The fact that they’re under a roof means that they have good control over pests such as ants, birds and beetles. The mortality rate of the snails before production runs at a very low 7%.
The original batch of snails was imported from Lithuania, but snail breeders are plentiful in countries such as Ireland, Greece, Morocco and Italy. One of the largest is situated in Austria. CSC Heliculture hopes to position itself as a local supplier because importation involves “a lot of time and paperwork”.
The snail production cycles are regulated so that they spend six weeks “on”, laying eggs, followed by two weeks of rest. They are kept awake for eight hours a day and sleep the rest of the time.
Breeders are retained because they are usually bigger and they lay more eggs – around 125 at a time – which declines as they age. Snails can live up to six years and they start producing from around four months. In the wild, they lay around 40 eggs at a time.
CSC Heliculture retains the larger snails while the rest are supplied to HFASA when they are around 4-5 months old.
The snails feed on a mixture prepared by a local manufacturer which is supplied in 100kg bags. It consists of a mixture of ground corn, calcium, lime and vitamins.
The enterprise uses around 200 litres of water per week to meet the snails’ drinking needs as well as a thorough cleaning of the facility. The water comes from the municipal supply and is treated with a UV light to remove any potential pathogens. “The building is 38 years old and the water pipes aren’t aren’t always as clean as we’d like them to be. We learnt that the hard way when snails suddenly started dying.”
On the breeding tables are plastic containers resembling pot plants. These are filled with cocopeat and this is where the snails, which are hermaphroditic, lay their eggs. They seek the pots out when they’re ready, dig a hole and lay their eggs. The containers are monitored daily and then removed once the snails are done laying.
Thereafter, the pots are taken to the hatchery where the roe is separated and put into clear containers where they rest until snails start to emerge. The hatchlings are then returned to the main breeding room where different age groups are kept apart.
Each breeding table covers some 160m² and accommodates around one ton of snails. They limit numbers to around 250 snails to a 1m² of Correx board.
Escaping snails was a problem which was solved later. Initially the team used nylon fibre threaded with an electrified wire traditionally used as portable fencing for livestock.

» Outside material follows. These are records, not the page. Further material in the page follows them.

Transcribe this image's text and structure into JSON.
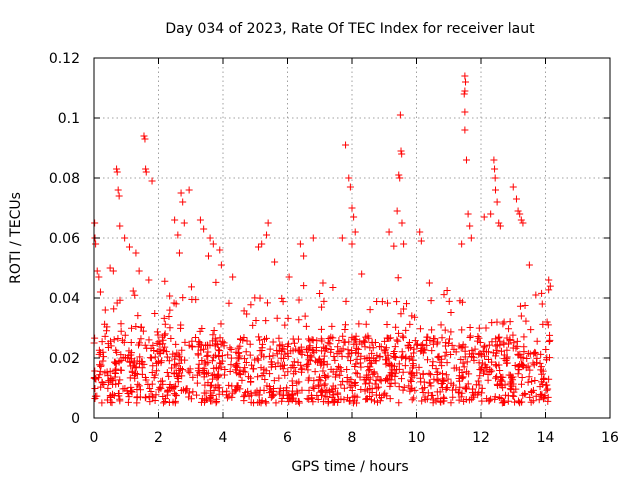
{
  "chart_data": {
    "type": "scatter",
    "title": "Day 034 of 2023, Rate Of TEC Index for receiver laut",
    "xlabel": "GPS time / hours",
    "ylabel": "ROTI / TECUs",
    "xlim": [
      0,
      16
    ],
    "ylim": [
      0,
      0.12
    ],
    "xticks": [
      0,
      2,
      4,
      6,
      8,
      10,
      12,
      14,
      16
    ],
    "xtick_labels": [
      "0",
      "2",
      "4",
      "6",
      "8",
      "10",
      "12",
      "14",
      "16"
    ],
    "yticks": [
      0,
      0.02,
      0.04,
      0.06,
      0.08,
      0.1,
      0.12
    ],
    "ytick_labels": [
      "0",
      "0.02",
      "0.04",
      "0.06",
      "0.08",
      "0.1",
      "0.12"
    ],
    "grid": true,
    "marker": "+",
    "color": "#ff0000",
    "series": [
      {
        "name": "ROTI",
        "x_range_observed": [
          0,
          14.15
        ],
        "baseline_band": [
          0.005,
          0.025
        ],
        "points": [
          {
            "x": 0.02,
            "y": 0.065
          },
          {
            "x": 0.03,
            "y": 0.06
          },
          {
            "x": 0.05,
            "y": 0.058
          },
          {
            "x": 0.1,
            "y": 0.049
          },
          {
            "x": 0.15,
            "y": 0.047
          },
          {
            "x": 0.2,
            "y": 0.042
          },
          {
            "x": 0.35,
            "y": 0.036
          },
          {
            "x": 0.5,
            "y": 0.05
          },
          {
            "x": 0.6,
            "y": 0.049
          },
          {
            "x": 0.7,
            "y": 0.083
          },
          {
            "x": 0.72,
            "y": 0.082
          },
          {
            "x": 0.75,
            "y": 0.076
          },
          {
            "x": 0.78,
            "y": 0.074
          },
          {
            "x": 0.8,
            "y": 0.064
          },
          {
            "x": 0.95,
            "y": 0.06
          },
          {
            "x": 1.1,
            "y": 0.057
          },
          {
            "x": 1.3,
            "y": 0.055
          },
          {
            "x": 1.4,
            "y": 0.049
          },
          {
            "x": 1.55,
            "y": 0.094
          },
          {
            "x": 1.58,
            "y": 0.093
          },
          {
            "x": 1.6,
            "y": 0.083
          },
          {
            "x": 1.62,
            "y": 0.082
          },
          {
            "x": 1.8,
            "y": 0.079
          },
          {
            "x": 1.7,
            "y": 0.046
          },
          {
            "x": 2.5,
            "y": 0.066
          },
          {
            "x": 2.6,
            "y": 0.061
          },
          {
            "x": 2.7,
            "y": 0.075
          },
          {
            "x": 2.75,
            "y": 0.072
          },
          {
            "x": 2.8,
            "y": 0.065
          },
          {
            "x": 2.95,
            "y": 0.076
          },
          {
            "x": 2.65,
            "y": 0.055
          },
          {
            "x": 3.3,
            "y": 0.066
          },
          {
            "x": 3.4,
            "y": 0.063
          },
          {
            "x": 3.6,
            "y": 0.06
          },
          {
            "x": 3.7,
            "y": 0.058
          },
          {
            "x": 3.9,
            "y": 0.056
          },
          {
            "x": 3.95,
            "y": 0.051
          },
          {
            "x": 3.55,
            "y": 0.054
          },
          {
            "x": 4.3,
            "y": 0.047
          },
          {
            "x": 5.1,
            "y": 0.057
          },
          {
            "x": 5.2,
            "y": 0.058
          },
          {
            "x": 5.4,
            "y": 0.065
          },
          {
            "x": 5.35,
            "y": 0.061
          },
          {
            "x": 5.6,
            "y": 0.052
          },
          {
            "x": 6.05,
            "y": 0.047
          },
          {
            "x": 6.4,
            "y": 0.058
          },
          {
            "x": 6.5,
            "y": 0.054
          },
          {
            "x": 6.8,
            "y": 0.06
          },
          {
            "x": 7.1,
            "y": 0.045
          },
          {
            "x": 7.8,
            "y": 0.091
          },
          {
            "x": 7.9,
            "y": 0.08
          },
          {
            "x": 7.95,
            "y": 0.077
          },
          {
            "x": 8.0,
            "y": 0.07
          },
          {
            "x": 8.05,
            "y": 0.067
          },
          {
            "x": 8.1,
            "y": 0.062
          },
          {
            "x": 8.0,
            "y": 0.058
          },
          {
            "x": 7.7,
            "y": 0.06
          },
          {
            "x": 8.3,
            "y": 0.048
          },
          {
            "x": 9.15,
            "y": 0.062
          },
          {
            "x": 9.5,
            "y": 0.101
          },
          {
            "x": 9.52,
            "y": 0.089
          },
          {
            "x": 9.54,
            "y": 0.088
          },
          {
            "x": 9.45,
            "y": 0.081
          },
          {
            "x": 9.48,
            "y": 0.08
          },
          {
            "x": 9.4,
            "y": 0.069
          },
          {
            "x": 9.55,
            "y": 0.065
          },
          {
            "x": 9.6,
            "y": 0.058
          },
          {
            "x": 10.1,
            "y": 0.062
          },
          {
            "x": 10.15,
            "y": 0.059
          },
          {
            "x": 10.4,
            "y": 0.045
          },
          {
            "x": 11.5,
            "y": 0.114
          },
          {
            "x": 11.52,
            "y": 0.112
          },
          {
            "x": 11.5,
            "y": 0.109
          },
          {
            "x": 11.48,
            "y": 0.108
          },
          {
            "x": 11.5,
            "y": 0.102
          },
          {
            "x": 11.5,
            "y": 0.096
          },
          {
            "x": 11.55,
            "y": 0.086
          },
          {
            "x": 11.6,
            "y": 0.068
          },
          {
            "x": 11.65,
            "y": 0.064
          },
          {
            "x": 11.7,
            "y": 0.06
          },
          {
            "x": 11.4,
            "y": 0.058
          },
          {
            "x": 12.1,
            "y": 0.067
          },
          {
            "x": 12.3,
            "y": 0.068
          },
          {
            "x": 12.4,
            "y": 0.086
          },
          {
            "x": 12.42,
            "y": 0.083
          },
          {
            "x": 12.44,
            "y": 0.08
          },
          {
            "x": 12.45,
            "y": 0.076
          },
          {
            "x": 12.5,
            "y": 0.072
          },
          {
            "x": 12.55,
            "y": 0.065
          },
          {
            "x": 12.6,
            "y": 0.064
          },
          {
            "x": 13.0,
            "y": 0.077
          },
          {
            "x": 13.1,
            "y": 0.073
          },
          {
            "x": 13.15,
            "y": 0.069
          },
          {
            "x": 13.2,
            "y": 0.068
          },
          {
            "x": 13.25,
            "y": 0.066
          },
          {
            "x": 13.3,
            "y": 0.065
          },
          {
            "x": 13.5,
            "y": 0.051
          },
          {
            "x": 13.7,
            "y": 0.041
          },
          {
            "x": 14.1,
            "y": 0.046
          },
          {
            "x": 13.9,
            "y": 0.038
          },
          {
            "x": 14.05,
            "y": 0.032
          }
        ]
      }
    ]
  }
}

But the snails often managed to cross parallel strands, causing a short in the system. “We’ve spent so much time crawling around looking for snails,” says Christiaan.
Now they use salt tablets which forms a reliable boundary which keeps the snails from wandering off.
Snail farming in South Africa – a wider picture
Globally snail farming is big in regions such as Europe where established markets exist, but it is still a teenager in South Africa.
In recent years there have been a number of recruitment initiatives and attempts to boost the industry under a single banner. The Heliculture Farmers Association of South Africa (HFASA), which was started in 2018, and the Snail Farmers South Africa Association have worked hard in this field.
The scale of snail farming in South Africa is unclear as not everyone is a member of an association. Producers include Stanley’s Snails in Benoni and Goshen Snail Farm in Wilderness. The HFASA says they have 45 active members across the country.
There’s still some way to go in order to establish a good market in South Africa. As with many new opportunities, there have been success stories and tales of people who started it, but then gave up. A lot of learning is still taking place. For newcomers it is always wise to proceed with caution; to do your homework, and gather information from various independent sources; to start small; and, most important of all, not to expect quick and easy returns.